Su teléfono vibró. La Dra. Hartley. Como si presintiera la crisis.

—No puedo más con esto.

—¿No puedes con qué?

—Con nada de esto. Las concesiones. Los fracasos. Ver cómo todo se desmorona. Estar casada con alguien que me resiente. Criar a mis hijas en el caos. No puedo.

—¿Qué quieres hacer?

—No lo sé. ¿Irme? ¿Empezar de nuevo? ¿Convertirme en alguien diferente? ¿Alguien que no fracase en todo?

—No has fracasado en todo.

—¿Ah, no? Mi consultoría se está hundiendo. Mi marido ni siquiera puede decirme que no se arrepiente de nuestro matrimonio. A mi hija la atormentan en la escuela por nuestra culpa. Mis decisiones hacen daño a todos los que me rodean.

—Tus decisiones también salvaron la carrera de Maya. Mantuvieron tu licencia médica. Protegieron tu capacidad para ayudar a los pacientes.

—Mintiendo. Haciendo concesiones. Convirtiéndome en alguien a quien desprecio.
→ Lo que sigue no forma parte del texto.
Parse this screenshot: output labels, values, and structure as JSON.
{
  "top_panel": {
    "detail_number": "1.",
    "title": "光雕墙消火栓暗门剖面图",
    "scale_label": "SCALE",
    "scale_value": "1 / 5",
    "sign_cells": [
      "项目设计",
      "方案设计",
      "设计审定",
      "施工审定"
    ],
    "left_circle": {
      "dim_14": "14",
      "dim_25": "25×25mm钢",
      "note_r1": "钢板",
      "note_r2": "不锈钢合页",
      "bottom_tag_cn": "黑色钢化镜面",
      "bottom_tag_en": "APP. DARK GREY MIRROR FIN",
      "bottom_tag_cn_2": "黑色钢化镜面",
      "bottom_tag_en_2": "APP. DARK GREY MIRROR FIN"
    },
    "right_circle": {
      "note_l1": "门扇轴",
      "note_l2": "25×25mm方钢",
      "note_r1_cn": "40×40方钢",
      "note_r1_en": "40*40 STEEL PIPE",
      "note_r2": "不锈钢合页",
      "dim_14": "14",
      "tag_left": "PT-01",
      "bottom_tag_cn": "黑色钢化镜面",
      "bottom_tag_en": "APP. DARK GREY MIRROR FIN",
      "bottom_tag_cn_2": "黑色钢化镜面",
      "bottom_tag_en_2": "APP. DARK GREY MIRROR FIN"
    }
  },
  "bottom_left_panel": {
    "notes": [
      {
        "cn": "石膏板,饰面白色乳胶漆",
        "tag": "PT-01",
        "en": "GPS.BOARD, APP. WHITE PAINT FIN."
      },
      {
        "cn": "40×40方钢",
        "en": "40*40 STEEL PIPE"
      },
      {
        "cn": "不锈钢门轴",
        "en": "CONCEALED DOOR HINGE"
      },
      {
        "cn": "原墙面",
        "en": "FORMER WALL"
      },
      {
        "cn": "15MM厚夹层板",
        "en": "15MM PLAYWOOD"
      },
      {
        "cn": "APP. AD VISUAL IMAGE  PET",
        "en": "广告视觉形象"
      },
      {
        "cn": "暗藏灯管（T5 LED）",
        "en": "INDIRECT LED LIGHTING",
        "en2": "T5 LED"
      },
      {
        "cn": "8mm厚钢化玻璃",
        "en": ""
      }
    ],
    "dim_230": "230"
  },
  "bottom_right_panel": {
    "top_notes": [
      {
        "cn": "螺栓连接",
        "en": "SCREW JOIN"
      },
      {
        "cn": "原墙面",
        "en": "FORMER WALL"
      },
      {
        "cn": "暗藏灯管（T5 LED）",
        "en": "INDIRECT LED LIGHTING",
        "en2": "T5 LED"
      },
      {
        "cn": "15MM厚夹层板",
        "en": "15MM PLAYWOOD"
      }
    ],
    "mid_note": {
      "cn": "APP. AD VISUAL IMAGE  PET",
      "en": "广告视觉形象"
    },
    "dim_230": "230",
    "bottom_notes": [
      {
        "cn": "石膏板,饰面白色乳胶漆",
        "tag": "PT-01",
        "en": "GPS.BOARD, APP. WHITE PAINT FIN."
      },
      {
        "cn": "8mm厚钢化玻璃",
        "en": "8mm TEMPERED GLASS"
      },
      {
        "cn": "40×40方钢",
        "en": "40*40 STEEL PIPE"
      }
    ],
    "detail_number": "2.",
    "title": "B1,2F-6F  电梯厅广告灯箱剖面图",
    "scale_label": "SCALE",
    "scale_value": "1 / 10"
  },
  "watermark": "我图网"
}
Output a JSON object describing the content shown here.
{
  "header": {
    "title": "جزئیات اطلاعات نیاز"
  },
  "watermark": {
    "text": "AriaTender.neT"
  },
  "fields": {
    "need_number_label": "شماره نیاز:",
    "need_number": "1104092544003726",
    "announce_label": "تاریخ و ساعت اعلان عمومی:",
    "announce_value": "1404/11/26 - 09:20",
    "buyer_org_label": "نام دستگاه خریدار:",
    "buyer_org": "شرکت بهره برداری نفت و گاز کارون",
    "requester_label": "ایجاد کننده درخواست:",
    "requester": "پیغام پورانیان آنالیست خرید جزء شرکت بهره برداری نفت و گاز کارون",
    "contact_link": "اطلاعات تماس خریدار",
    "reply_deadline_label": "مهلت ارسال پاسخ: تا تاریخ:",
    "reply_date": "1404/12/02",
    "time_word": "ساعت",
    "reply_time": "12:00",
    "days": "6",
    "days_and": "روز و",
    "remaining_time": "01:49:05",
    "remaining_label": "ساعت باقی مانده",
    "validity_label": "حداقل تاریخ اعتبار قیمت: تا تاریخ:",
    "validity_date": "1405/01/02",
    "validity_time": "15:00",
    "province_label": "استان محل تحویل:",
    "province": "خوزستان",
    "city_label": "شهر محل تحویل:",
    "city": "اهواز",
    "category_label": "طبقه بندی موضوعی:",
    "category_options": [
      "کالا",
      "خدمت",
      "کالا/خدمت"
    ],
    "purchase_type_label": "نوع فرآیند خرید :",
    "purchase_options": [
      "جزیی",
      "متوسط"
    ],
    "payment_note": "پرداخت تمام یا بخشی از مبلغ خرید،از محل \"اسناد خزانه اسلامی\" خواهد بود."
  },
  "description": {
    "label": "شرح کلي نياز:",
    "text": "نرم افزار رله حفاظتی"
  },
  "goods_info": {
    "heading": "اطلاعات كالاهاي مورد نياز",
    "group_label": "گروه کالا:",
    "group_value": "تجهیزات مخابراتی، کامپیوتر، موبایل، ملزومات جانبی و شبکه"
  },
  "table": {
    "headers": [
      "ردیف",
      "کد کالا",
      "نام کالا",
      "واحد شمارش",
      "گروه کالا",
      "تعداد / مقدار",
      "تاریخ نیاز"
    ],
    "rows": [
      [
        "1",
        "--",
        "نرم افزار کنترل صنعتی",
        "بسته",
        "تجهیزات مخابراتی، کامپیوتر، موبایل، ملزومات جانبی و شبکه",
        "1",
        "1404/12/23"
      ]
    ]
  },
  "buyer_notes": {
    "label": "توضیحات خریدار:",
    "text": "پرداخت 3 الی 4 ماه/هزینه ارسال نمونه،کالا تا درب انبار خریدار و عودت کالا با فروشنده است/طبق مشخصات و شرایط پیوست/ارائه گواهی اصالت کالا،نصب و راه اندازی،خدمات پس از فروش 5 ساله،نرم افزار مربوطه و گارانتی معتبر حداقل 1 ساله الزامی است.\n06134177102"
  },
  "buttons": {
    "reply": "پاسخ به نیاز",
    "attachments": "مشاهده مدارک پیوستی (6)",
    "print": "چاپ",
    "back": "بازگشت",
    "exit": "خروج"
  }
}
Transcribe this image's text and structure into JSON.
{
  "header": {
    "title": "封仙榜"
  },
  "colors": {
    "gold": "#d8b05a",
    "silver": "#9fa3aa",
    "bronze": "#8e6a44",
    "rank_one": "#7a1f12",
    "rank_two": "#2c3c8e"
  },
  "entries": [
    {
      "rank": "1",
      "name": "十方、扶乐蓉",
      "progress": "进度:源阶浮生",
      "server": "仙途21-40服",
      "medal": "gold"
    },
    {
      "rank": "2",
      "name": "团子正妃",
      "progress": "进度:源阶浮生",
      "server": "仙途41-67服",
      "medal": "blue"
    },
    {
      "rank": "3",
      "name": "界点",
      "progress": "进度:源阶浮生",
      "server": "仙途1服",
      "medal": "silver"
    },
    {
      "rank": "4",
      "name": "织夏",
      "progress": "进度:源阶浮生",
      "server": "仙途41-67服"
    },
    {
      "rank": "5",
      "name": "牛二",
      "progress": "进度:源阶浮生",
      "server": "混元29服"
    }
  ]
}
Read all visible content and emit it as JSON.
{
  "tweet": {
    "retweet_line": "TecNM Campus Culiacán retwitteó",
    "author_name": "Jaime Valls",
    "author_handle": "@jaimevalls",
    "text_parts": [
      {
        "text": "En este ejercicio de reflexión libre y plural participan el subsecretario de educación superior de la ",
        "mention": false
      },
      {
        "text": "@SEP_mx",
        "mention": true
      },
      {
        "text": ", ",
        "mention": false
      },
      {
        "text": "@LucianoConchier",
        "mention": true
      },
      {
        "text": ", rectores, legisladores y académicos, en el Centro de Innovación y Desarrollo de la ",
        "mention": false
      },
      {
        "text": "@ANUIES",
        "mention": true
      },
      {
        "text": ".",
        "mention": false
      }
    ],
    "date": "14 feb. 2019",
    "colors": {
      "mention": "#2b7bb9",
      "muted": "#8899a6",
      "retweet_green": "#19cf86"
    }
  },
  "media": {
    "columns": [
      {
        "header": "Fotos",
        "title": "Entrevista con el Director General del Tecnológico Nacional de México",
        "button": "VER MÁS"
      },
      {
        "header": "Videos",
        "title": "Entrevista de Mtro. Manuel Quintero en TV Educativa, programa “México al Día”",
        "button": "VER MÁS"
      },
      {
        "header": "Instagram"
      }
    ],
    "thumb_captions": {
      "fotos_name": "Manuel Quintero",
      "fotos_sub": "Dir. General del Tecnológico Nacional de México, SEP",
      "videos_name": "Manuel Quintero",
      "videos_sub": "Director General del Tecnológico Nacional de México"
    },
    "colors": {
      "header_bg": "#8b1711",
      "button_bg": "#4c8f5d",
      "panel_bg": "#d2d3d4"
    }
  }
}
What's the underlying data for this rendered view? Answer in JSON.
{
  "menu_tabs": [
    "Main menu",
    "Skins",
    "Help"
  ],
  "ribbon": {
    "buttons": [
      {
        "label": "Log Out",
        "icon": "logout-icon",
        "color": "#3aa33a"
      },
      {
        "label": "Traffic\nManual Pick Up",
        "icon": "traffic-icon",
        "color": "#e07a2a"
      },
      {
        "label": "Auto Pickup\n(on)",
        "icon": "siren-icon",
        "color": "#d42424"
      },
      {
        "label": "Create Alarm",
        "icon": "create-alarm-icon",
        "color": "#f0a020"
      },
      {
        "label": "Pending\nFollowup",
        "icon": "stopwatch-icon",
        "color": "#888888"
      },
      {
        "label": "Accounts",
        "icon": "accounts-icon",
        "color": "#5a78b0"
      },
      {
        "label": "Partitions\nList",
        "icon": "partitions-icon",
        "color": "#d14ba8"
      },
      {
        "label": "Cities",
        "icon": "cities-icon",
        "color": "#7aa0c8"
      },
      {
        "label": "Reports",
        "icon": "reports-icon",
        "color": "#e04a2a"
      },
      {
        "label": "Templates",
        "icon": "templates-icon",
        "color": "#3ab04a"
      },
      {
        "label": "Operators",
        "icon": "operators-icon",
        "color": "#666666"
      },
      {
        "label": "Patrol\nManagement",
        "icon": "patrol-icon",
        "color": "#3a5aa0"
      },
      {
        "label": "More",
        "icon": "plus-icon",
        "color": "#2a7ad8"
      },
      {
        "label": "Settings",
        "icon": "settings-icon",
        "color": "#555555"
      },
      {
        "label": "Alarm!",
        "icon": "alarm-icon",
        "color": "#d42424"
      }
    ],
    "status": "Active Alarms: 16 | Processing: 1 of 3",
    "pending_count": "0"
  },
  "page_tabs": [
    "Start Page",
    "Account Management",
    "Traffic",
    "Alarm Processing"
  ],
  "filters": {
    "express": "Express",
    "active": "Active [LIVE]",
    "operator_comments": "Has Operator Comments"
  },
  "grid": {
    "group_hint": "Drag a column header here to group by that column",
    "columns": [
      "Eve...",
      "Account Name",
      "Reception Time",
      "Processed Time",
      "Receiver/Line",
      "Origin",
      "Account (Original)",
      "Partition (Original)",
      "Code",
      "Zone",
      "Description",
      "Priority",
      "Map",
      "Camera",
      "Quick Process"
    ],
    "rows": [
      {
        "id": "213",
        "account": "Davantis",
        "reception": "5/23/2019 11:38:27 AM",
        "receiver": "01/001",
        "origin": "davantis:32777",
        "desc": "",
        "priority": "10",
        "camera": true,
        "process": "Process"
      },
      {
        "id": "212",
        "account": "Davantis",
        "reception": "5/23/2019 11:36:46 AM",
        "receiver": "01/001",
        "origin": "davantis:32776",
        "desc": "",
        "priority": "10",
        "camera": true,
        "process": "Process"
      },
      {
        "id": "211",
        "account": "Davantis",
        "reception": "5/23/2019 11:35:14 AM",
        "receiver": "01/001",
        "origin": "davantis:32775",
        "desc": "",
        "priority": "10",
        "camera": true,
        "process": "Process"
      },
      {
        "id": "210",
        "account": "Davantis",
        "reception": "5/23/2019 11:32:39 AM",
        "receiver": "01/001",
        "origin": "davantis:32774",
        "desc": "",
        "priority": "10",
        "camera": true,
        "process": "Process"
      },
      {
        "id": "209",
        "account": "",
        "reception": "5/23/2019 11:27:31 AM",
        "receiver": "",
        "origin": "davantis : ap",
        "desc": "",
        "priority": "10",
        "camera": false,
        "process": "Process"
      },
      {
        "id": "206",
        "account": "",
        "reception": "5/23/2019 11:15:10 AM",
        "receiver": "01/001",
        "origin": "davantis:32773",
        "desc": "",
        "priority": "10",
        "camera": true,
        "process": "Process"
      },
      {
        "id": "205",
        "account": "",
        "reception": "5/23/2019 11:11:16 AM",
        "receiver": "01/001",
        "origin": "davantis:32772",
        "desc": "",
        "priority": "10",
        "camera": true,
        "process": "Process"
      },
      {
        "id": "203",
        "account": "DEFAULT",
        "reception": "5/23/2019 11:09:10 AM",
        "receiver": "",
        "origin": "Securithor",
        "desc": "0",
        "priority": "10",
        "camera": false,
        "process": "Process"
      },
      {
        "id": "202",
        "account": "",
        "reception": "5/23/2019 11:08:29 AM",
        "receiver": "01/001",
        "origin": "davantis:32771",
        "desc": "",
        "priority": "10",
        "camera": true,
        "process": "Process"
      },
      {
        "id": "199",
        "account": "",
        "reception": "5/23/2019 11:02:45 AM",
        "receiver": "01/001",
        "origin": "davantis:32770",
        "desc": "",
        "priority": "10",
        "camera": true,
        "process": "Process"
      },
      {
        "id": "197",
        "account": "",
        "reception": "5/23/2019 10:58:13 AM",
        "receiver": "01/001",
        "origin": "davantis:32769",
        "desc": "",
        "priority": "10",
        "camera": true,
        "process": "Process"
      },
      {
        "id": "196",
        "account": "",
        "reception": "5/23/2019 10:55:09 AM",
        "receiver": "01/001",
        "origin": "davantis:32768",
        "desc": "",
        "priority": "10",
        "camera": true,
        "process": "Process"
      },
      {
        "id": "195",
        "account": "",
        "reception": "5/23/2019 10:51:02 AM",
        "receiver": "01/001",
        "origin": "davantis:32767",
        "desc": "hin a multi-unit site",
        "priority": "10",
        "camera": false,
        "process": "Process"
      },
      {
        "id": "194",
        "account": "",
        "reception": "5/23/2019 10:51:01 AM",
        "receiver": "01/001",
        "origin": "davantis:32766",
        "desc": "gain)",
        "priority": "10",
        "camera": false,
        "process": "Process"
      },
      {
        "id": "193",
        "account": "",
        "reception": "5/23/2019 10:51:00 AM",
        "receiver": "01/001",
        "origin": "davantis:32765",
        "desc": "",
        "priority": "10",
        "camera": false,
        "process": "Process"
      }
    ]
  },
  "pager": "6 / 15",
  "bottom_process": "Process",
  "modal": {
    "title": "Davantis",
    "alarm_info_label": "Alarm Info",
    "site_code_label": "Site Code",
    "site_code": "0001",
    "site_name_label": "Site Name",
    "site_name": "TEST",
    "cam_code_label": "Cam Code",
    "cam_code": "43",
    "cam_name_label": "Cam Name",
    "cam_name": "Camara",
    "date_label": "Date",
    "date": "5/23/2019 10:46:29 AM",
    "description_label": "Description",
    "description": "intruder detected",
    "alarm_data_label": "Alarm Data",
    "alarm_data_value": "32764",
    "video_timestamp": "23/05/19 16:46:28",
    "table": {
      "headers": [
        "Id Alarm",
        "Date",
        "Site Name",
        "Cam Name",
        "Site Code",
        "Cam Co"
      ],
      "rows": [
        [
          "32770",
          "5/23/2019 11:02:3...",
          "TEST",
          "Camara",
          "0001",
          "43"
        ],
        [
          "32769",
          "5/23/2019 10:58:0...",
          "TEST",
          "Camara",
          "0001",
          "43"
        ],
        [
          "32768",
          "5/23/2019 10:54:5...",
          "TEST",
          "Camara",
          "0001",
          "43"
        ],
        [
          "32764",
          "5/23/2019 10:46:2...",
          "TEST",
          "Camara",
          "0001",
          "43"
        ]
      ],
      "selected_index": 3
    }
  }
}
—Mira, estás siendo catastrofista. Estás en modo crisis. Ahora mismo todo parece imposible. Pero esto pasará.

—¿Pasará? ¿O es que esto es simplemente en lo que nos hemos convertido? ¿En gente derrotada que tomó malas decisiones y tiene que vivir con las consecuencias?

—Estás agotada. Abrumada. Procesando un trauma. Esto no es permanente. Es una etapa.

—¿Y si no lo es? ¿Y si rompimos algo que no se puede arreglar? ¿Y si nuestro matrimonio, nuestra familia, nuestras vidas… y si los destruimos al intentar salvarlos?

La voz de la Dra. Hartley se suavizó. —¿Quieres que vaya para allá? ¿Necesitas apoyo inmediato?

Mira miró la puerta cerrada con cerrojo. El dormitorio del que no podía salir. El matrimonio al que no podía enfrentarse. La vida que le parecía imposible continuar.

—No sé lo que necesito. Solo sé que me estoy ahogando. Y nadie puede salvarme. Ni siquiera yo misma.

La línea quedó en silencio. Ambas sabiendo que no había palabras que ayudaran. Ni soluciones que funcionaran. Ni salida que no requiriera más sacrificio. Más concesiones. Más pérdidas.

Solo supervivencia. Si es que se le podía llamar así.

Cuando has perdido todo lo que hacía que la supervivencia valiera la pena.